WAKE (CAN) – Devouring ruin, 2020

Enlaces:

Lo que un día comenzó siendo una horrenda oruga de grindcore al más puro estilo PIG DESTROYER o WORMROT, que en su etapa de infecciosa crisálida ya dejaba entrever una evolución hacia un corrupto death/grind, ahora que esa crisálida ha eclosionado ha dado vida a una deforme y maltrecha polilla de black/death metal que evoca podredumbre, óxido y lodo. Todo esto siempre dentro de un marco oscuro como las cuencas de una calavera que reposa en una cripta.

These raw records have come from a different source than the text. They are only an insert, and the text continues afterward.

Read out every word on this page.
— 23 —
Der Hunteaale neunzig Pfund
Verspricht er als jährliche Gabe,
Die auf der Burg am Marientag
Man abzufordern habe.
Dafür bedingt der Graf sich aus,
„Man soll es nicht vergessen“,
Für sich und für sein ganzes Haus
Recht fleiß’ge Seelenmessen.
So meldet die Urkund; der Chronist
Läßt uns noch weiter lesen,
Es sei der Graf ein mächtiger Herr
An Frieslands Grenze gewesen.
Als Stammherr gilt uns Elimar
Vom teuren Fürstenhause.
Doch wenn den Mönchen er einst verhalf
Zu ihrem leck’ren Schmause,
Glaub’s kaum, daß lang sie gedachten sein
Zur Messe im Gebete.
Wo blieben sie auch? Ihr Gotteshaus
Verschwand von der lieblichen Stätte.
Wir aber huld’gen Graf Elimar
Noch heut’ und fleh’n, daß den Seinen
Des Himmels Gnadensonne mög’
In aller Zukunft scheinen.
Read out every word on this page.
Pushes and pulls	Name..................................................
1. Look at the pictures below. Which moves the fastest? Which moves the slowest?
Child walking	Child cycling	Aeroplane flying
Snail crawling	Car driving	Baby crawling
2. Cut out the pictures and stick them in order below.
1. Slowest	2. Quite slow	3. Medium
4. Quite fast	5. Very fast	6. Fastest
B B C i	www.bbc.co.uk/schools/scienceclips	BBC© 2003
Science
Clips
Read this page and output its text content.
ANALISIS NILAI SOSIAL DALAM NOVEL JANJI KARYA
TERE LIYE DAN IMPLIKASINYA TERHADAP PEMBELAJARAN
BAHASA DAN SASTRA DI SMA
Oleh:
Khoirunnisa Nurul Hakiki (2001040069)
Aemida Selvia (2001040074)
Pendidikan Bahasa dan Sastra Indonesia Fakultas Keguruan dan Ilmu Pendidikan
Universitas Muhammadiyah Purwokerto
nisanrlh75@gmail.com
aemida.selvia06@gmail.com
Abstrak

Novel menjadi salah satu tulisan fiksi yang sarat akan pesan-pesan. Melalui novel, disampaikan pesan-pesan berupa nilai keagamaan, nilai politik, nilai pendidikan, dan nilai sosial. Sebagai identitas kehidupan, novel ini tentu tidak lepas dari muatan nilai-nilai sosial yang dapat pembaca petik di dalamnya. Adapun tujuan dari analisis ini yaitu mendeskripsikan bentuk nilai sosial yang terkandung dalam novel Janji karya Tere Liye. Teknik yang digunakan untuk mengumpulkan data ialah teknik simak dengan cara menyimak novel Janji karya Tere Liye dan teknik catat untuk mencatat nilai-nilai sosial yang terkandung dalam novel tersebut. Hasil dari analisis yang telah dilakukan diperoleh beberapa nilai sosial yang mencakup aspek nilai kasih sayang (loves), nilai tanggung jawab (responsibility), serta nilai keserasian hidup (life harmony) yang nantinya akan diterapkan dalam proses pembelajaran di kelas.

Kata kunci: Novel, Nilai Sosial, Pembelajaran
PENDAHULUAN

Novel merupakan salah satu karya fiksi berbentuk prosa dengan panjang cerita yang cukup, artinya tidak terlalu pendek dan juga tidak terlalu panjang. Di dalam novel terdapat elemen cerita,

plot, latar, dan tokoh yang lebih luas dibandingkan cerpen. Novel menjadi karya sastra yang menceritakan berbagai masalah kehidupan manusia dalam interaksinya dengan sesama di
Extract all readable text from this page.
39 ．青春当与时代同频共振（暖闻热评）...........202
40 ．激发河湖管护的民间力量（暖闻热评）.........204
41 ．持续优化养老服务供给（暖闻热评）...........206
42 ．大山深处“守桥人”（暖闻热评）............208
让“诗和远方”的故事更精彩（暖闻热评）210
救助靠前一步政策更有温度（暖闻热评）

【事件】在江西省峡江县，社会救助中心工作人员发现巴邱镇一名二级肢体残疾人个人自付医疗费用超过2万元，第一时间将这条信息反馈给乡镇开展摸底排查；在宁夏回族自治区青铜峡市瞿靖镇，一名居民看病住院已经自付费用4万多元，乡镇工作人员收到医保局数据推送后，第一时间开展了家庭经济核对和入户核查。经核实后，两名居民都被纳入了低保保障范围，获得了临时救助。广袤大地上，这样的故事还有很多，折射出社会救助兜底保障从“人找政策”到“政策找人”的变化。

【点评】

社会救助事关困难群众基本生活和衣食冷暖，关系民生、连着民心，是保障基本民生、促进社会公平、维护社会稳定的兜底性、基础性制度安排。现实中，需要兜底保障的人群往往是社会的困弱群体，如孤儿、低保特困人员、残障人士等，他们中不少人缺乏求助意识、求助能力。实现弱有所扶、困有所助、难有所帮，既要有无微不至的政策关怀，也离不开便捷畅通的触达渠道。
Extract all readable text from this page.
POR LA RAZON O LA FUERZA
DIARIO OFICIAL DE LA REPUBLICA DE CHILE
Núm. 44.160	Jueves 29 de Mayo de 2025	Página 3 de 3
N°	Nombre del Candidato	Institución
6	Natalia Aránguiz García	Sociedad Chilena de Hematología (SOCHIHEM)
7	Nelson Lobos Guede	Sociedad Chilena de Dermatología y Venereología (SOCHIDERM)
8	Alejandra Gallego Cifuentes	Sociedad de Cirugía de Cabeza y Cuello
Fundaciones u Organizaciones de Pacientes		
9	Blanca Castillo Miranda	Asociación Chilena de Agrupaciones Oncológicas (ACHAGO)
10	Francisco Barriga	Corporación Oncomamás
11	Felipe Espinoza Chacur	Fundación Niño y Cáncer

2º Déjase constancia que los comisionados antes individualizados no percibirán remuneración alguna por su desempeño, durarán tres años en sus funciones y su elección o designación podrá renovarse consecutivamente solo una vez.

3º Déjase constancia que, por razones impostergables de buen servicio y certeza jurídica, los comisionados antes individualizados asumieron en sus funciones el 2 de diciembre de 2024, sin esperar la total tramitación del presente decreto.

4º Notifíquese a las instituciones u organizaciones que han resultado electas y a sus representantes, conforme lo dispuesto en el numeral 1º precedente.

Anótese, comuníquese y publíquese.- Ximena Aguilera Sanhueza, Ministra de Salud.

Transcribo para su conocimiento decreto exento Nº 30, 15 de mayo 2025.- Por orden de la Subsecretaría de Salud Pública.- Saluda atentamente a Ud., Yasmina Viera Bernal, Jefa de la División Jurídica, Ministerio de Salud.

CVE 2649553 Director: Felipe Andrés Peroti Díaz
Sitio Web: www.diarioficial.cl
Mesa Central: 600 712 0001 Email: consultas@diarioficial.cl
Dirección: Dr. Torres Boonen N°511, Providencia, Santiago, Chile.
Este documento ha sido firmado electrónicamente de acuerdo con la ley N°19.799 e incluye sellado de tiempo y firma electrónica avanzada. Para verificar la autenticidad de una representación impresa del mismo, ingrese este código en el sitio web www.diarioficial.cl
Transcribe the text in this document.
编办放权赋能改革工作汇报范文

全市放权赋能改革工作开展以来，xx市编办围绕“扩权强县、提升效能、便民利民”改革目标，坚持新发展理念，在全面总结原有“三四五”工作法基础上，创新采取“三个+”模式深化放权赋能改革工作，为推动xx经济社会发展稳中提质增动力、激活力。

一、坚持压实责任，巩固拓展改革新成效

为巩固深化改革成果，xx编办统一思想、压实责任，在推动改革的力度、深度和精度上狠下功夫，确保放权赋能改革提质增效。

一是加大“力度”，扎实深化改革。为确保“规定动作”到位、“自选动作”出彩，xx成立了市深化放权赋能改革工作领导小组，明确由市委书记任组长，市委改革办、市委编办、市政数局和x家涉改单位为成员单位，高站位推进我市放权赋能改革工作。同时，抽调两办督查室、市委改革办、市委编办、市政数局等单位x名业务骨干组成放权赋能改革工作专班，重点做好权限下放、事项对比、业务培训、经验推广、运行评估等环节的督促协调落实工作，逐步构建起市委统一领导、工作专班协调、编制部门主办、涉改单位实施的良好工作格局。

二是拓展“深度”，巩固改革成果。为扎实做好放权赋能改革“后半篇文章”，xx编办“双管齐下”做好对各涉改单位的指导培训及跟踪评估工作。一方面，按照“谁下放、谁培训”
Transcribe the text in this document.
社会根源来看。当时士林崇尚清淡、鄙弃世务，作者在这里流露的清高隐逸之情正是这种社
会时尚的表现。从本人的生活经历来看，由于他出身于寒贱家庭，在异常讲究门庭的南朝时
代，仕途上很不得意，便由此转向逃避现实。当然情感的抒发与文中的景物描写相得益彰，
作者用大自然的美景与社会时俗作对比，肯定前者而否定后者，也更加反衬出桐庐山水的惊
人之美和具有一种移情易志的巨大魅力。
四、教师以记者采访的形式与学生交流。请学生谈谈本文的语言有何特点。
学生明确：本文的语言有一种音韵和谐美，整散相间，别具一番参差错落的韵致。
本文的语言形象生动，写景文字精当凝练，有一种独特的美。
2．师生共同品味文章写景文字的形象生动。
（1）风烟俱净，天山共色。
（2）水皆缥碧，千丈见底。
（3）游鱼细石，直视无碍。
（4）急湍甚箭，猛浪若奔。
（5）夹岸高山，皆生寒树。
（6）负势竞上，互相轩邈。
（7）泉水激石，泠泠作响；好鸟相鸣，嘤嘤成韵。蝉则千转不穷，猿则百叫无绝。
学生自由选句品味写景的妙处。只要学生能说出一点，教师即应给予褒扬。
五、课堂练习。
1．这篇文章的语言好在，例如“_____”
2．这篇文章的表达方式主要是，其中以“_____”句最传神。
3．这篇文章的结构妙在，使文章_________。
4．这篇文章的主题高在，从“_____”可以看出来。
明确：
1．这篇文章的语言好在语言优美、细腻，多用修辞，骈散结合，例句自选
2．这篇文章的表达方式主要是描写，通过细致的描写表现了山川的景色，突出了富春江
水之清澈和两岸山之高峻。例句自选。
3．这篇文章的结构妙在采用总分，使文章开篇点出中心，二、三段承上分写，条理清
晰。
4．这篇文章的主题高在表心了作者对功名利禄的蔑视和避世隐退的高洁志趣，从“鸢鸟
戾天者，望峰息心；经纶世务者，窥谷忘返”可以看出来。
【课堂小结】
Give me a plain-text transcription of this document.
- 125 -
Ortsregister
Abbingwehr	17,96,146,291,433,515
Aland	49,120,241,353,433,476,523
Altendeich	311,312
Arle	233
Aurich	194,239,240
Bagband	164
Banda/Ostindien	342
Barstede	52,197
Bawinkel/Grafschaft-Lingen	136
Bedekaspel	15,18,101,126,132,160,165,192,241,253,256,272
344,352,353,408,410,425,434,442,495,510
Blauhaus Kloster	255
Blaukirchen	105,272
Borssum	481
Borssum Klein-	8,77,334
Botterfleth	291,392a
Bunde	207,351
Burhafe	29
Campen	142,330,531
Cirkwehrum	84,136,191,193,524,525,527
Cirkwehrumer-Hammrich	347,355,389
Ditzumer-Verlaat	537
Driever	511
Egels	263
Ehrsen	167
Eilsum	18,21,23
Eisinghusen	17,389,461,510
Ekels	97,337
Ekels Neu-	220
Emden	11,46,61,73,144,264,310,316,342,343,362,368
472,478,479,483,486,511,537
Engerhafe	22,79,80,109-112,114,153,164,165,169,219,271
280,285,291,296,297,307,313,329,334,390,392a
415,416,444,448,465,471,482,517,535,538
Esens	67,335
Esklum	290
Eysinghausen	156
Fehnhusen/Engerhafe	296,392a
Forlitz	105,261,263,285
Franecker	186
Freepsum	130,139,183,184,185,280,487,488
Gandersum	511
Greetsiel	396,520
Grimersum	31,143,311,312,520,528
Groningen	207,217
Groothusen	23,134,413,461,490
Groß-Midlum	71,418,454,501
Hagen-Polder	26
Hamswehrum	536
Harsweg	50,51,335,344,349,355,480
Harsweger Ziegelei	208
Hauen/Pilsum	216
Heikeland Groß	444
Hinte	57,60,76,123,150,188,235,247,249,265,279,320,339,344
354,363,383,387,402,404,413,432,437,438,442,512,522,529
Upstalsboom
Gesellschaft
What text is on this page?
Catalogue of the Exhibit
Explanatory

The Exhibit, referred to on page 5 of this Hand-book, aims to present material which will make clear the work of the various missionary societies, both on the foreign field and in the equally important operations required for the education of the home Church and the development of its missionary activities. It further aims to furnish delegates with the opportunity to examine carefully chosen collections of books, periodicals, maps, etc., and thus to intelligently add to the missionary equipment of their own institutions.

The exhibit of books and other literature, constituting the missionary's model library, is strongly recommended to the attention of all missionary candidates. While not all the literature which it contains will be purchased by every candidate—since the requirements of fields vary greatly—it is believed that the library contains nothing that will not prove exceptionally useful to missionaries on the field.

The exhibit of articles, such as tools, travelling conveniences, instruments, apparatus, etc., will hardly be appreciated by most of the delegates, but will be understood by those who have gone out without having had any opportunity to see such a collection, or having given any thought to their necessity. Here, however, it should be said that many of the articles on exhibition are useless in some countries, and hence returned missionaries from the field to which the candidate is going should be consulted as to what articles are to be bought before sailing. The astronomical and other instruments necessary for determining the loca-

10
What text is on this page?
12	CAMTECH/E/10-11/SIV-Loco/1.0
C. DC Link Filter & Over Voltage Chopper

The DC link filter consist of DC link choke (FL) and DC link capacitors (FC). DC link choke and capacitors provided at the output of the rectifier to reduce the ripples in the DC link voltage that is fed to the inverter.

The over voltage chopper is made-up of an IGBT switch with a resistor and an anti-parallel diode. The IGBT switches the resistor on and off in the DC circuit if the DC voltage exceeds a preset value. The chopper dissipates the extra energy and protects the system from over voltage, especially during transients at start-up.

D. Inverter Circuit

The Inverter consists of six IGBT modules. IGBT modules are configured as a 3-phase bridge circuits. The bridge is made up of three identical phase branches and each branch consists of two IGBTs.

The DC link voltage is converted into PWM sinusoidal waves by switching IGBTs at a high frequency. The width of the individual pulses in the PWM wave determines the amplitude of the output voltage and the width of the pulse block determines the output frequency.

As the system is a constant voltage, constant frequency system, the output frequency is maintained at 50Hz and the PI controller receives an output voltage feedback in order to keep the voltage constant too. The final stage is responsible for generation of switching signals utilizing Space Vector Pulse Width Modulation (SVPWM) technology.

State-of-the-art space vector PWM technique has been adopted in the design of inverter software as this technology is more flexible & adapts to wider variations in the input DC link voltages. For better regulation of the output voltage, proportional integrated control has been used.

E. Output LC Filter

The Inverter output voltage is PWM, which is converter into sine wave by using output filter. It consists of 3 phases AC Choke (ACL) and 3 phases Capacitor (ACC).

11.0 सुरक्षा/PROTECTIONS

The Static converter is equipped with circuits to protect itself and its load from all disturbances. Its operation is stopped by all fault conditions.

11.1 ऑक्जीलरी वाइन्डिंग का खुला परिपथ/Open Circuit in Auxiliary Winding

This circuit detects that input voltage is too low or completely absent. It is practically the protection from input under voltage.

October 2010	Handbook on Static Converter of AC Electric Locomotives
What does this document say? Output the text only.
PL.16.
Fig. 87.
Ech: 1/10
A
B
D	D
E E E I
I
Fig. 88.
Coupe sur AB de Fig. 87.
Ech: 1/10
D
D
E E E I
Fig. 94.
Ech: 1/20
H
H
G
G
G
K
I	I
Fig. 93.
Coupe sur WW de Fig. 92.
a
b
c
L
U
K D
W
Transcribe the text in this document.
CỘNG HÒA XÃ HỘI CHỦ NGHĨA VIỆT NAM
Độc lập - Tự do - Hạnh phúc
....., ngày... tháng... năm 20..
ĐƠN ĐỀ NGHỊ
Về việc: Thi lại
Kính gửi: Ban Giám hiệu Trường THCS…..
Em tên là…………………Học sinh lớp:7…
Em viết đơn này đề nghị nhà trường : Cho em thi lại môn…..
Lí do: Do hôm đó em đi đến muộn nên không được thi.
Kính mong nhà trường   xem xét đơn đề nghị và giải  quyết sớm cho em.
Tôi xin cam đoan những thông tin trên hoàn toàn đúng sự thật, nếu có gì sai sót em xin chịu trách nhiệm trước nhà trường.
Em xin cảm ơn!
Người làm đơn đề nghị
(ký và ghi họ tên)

No se me ocurre mejor manera de presentar a WAKE y su evolución. Estos canadienses ha conseguido engendrar una de las obras más delirantes, agresivas, versátiles y jodidamente cafres de este puto año de mierda, sirviendo de banda sonora perfecta para estos días caóticos que nos ha tocado vivir. Activos desde 2009, los de Calgary almacenan en los polvorientos archivos de su discografía un EP, tres splits y cinco largas duraciones, incluido este Devouring ruin sobre el que ahora mismo estás leyendo.

Poquito más de tres cuartos de hora de duración que albergan locura, ira, desolación, caos y existencialismo, comandados por una brutal descarga de metal extremo que no hace ascos a nada. Sí, la base actual es una portentosa mezcla de black y death metal, pero lo que hace atractivo este álbum no es esa etiqueta. El uso de las disonancias, un recurso cada vez más frecuente en el metal extremo contemporáneo, está a la altura de algunas obras que representan el máximo exponente en este campo, tales como The approaching roar de ALTARAGE u otras más recientes como Stare into death and be still de ULCERATE o el esquizofrénico EP de SERPENT COLUMN, Endless detainment.

Sin duda alguna, estos WAKE, a pesar de ya haber cruzado el charco para actuar en el Obscene Extreme del 2013, deberían llamar la atención, y mucho, del público devorador de extremo underground y comenzar a asentarse como uno de esos proyectos que acaban convirtiéndose en bandas de culto. La locura compositiva de este álbum es tal que no lo podrían haberla ejecutado músicos sin un mínimo de dominio sobre su instrumento, pues aunque no calificaría la música de WAKE con la etiqueta de “técnico”, es más que obvia la habilidad de estos canadienses para blandir los instrumentos como si de redentores y diabólicos caudillos infernales se tratase.

Voces que esputan con furibundo sentir, expresando todos y cada uno de los sentimientos negativos que te puedas imaginar, como si de un desquiciado apóstol de la muerte anunciando un fin que jamás acabará. Agudos de locura, graves de auténtica bestia del averno y, entre ambos registros, todo tipo de recursos y modulaciones que aumentan o disminuyen según qué sensaciones, cuando el momento lo requiere.

Las guitarras no paran de construir enrevesadas figuras dentro de esas demenciales estructuras también propuestas por las propias cuerdas, provocando al mismo tiempo una obliteración sonora en la que no dejan títere con cabeza. Despliegan todo un arsenal de herrumbrosas y lacerantes armas, representadas por esa potente alabarda infectada que es la base black/death metalera, que no sólo ornamentan con disonancias, pues también tintan con bastante frecuencia las partes más agresivas con acertadísimos arpegios, delirantes progresiones o súbitos contrarritmos. Es brutal que únicamente con las guitarras ya hagan tantísimas cosas, creando atmósferas y texturas con pasmosa facilidad.

Encima, les sobra espacio y agallas para poder mezclar todo esto con alusiones a otros estilos, recurriendo con asiduidad a ese grind cafre y polvoriento que practicaban en sus inicios, pero también aliándose por momentos con el sludge, el crust, guiños progresivos o incluso con algún desliz más propio del mathcore. Vamos, una puta salvajada. No nos olvidamos de un bajo que hace que tanto cuerdas como percusión suenen mucho más arrolladoras, restallando su sonido como cuando un amigo te pega con una olla exprés en la sien para celebrar que vas a ser tío por cuarta vez.

Pero nada de esto tendría sentido, y además perdería calidad, sin la labor de esa endiablada percusión. Brutalísima labor tras los platos, que imprime lógica y cohesiona milimétricamente ese compendio de influencias. Arrebatos de tralla, momentos de tensión, pausas que coquetean abiertamente con el doom, juego de platillos exquisito, redobles, redobles y más redobles y cambios de ritmo que hacen que tu columna vertebral y tu cerebro se enzarcen en una peligrosa discusión sobre si lo que se sacude al sentir música de esta calaña es la cabeza o el esternón. Yo, desde luego, tras la cantidad de escuchas que le he pegado a Devouring ruin, ya no sé ni dónde tengo el duodeno.